「スーパーカブ」直せない国でも大丈夫! テロリストも国連機関も“お墨付き”与えた知られざるホンダの傑作バイクとは?
日本では知名度が低いものの海外では長年生産が続くロングヒットのホンダ製オートバイがあります。「CG125」という名のこのオートバイ、耐久性、メンテナンス性、経済性に優れているため、意外な組織からも支持を集めています。
知られざるロングセラー車 ホンダ「CG125」
日本ではまったく無名ながら海外では知名度が高く、世界的なベストセラーとなっているホンダ製のバイクがあります。それは輸出専用車の「CG125」です。

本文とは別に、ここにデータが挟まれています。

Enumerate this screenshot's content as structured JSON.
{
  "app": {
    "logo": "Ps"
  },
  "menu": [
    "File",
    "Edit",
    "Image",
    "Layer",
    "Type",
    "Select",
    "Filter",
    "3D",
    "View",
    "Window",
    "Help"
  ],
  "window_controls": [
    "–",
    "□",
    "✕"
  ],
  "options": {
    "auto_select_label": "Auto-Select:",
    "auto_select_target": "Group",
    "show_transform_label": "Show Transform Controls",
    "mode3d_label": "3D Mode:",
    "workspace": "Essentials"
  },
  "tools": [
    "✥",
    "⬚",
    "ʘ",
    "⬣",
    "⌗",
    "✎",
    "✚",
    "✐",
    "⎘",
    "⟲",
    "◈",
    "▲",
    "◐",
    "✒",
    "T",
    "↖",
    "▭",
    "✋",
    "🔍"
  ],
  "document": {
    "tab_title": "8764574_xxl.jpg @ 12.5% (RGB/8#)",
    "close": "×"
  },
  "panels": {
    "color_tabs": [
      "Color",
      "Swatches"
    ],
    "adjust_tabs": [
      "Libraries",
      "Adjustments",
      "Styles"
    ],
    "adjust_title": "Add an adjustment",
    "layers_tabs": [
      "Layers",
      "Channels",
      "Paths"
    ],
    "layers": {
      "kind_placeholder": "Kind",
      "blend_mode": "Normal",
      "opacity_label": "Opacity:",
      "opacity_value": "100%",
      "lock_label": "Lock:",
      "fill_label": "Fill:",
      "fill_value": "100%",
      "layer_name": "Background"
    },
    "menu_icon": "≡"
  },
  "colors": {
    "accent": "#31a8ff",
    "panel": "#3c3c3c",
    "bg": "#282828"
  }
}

「CG125」の歴史は古く、開発が始まったのは半世紀ほど前の1970年代です。東南アジアや中近東をはじめとした発展途上国向けの整備性に優れたミニバイクというスタンスでした。
当時、すでにホンダのラインナップには「スーパーカブ」がありましたが、モータリゼーションの遅れた前出の国々では、クルマはおろかバイクすら満足に普及しておらず、庶民の足といえば、馬車や牛車、リヤカー、自転車がほとんどという状況でした。これらの地域では、「スーパーカブ」が積む横型エンジンでは弁機構が複雑なSOHCとなるため、販売店やユーザーにそれを取り扱う知識や技術がなく、修理やメンテナンスに対応できないという問題があったのです。
ライバル他社はこれらの国々に簡便な2ストロークエンジンのバイクを輸出していましたが、これには耐久性や排気ガスの汚さという課題が横たわっていました。そこでホンダは製造コストが安く、堅牢で実用性が高いうえに、経済性にも優れた125cc空冷単気筒OHVエンジンを新開発し、組み合わせるギアボックスは使い勝手の良い5速ロータリーミッションを採用。一方、車体は簡素な設計ながらデザインにこだわり、角形ヘッドランプの採用など、当時のトレンドを取り入れたスポーティなルックスとしました。
こうして1976年に誕生した「CG125」は、輸出先の税制や免許制度に対応するため排気量を縮小した「CG110」とともに世界各国に輸出され、ミニバイクのベストセラーとなったのです。
日本では2008年に生産を終了しましたが、海外工場でのノックダウン生産やライセンス生産も盛んに行われています。また、中国や発展途上国のなかには、ホンダに無断で生産した「CG125」のコピーバイクが相当数流通しており、海賊版も含めて小型バイクのデファクトスタンダードとなっています。